Ray isn't treated as a simple cardboard character. He is a good guy whose ambitions led him to make some dumb decisions, but ultimately he cared about his family and about doing the right thing.

Throughout the season, Ray isn’t defined by his ethnicity, but nor is it ignored. This is a character that speaks to his family in Hindi, whose wife and son are wearing Desi garb the first time they are introduced, who tries to send his family to his relatives in Bihar when they are in danger, and whose house is adorned with Desi objects.

Ray’s Indian-ness doesn’t put him at odds with the world of Daredevil and the FBI, nor is he seen as non-American. Other shows tend to keep their Indian characters as platforms for discussions about the search for identity and the difficulty of balancing different cultures.

Here again, Ray is different. There was no contradiction between Ray’s South Asian heritage, or his American nationality.

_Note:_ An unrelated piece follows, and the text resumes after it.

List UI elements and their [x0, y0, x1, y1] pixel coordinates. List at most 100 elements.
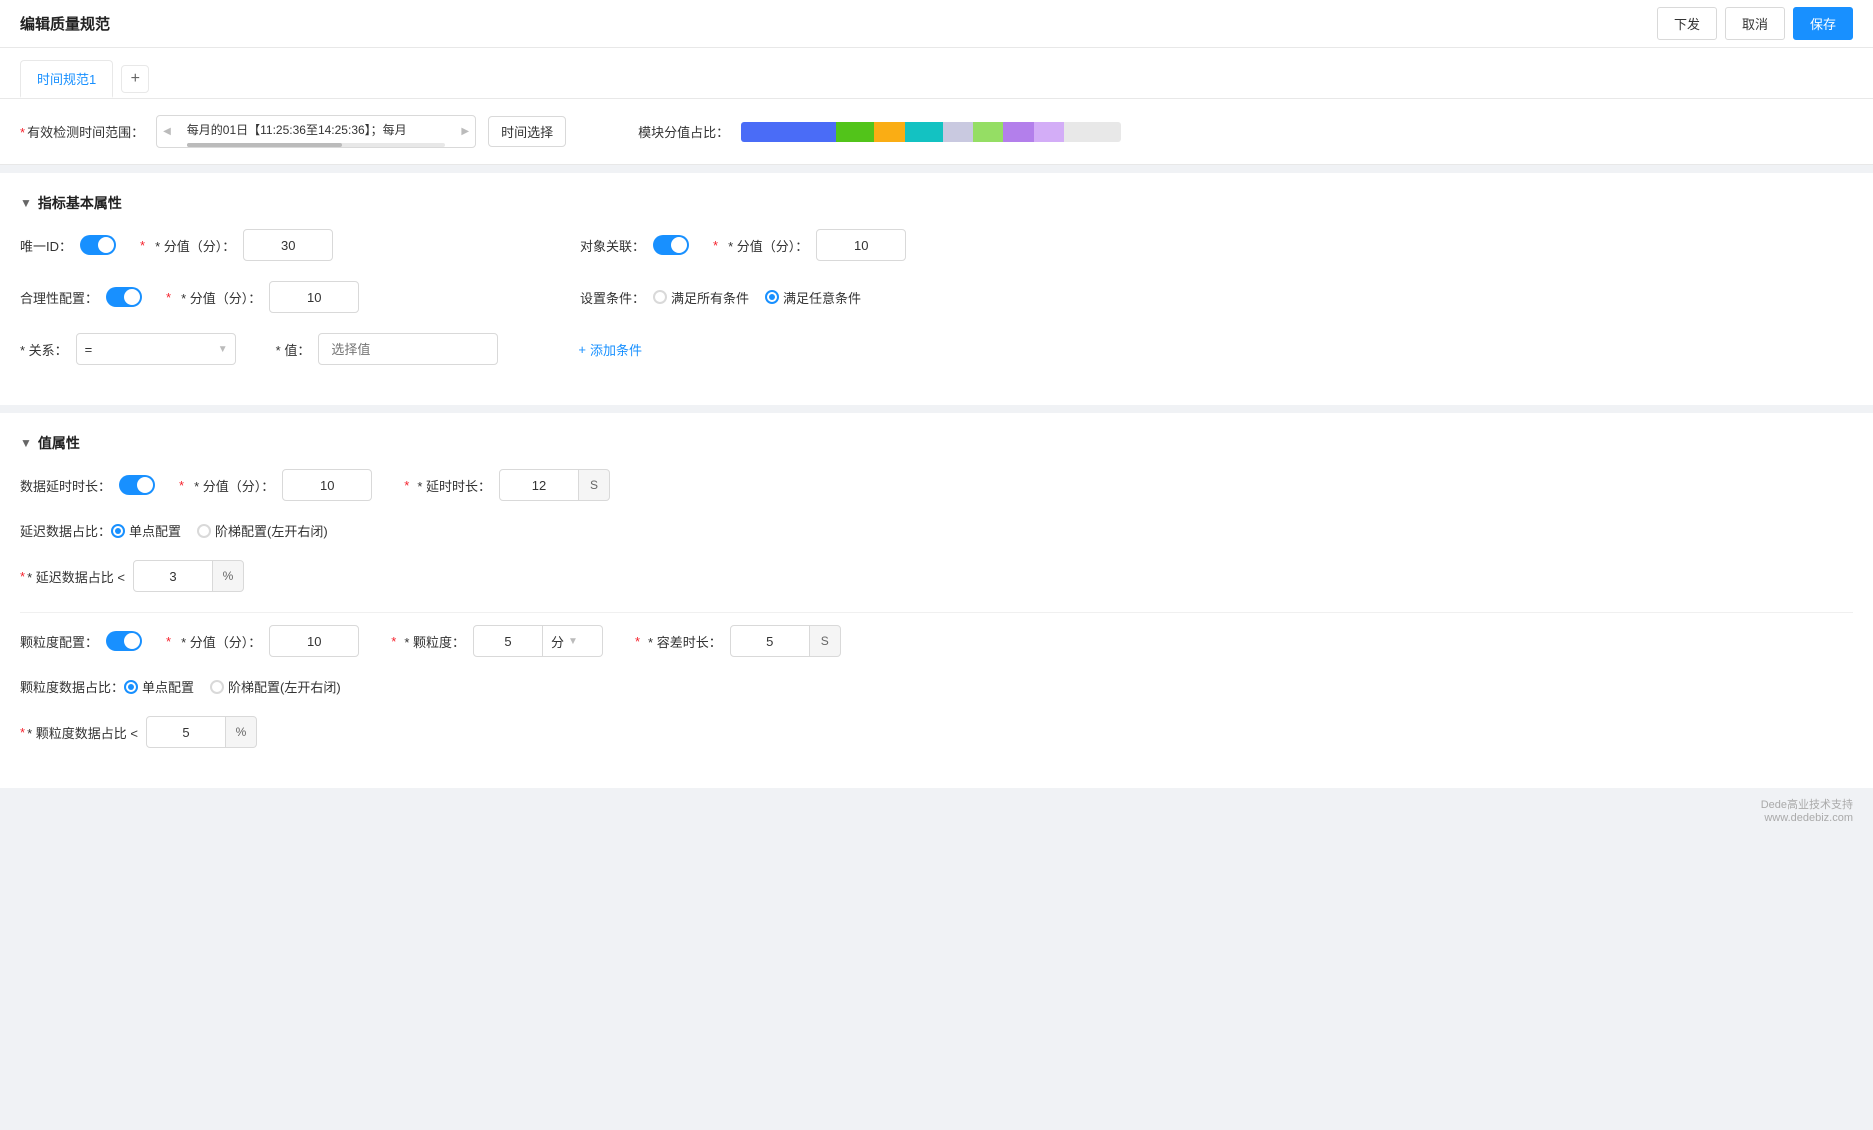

Growing up in Wisconsin, it was always tough for me to square my many identities into something that I could be comfortable with. There were plenty of times where listening to Indian music, eating Indian food for lunch, or even discussing my family’s cultural and religious practices at home were treated as ‘foreign’ or ‘exotic’ (at best) by my peers at school.

Even if my family was supportive of integrating my Indian-ness into America, the rest of society seemed to indicate otherwise. Seeing a character who is confident in his Desi identity, someone whose identity is represented as a regular part of the American experience is inspiring.

They could have done more to discuss the major issues that South Asians face growing up in America. But Ray is still a supporting character in a Marvel show.

Nevertheless, watching a show where the characters that look like you, share the same heritage as you, and are shown as complex characters that are just as American and normal as the other characters on screen, it makes a big difference.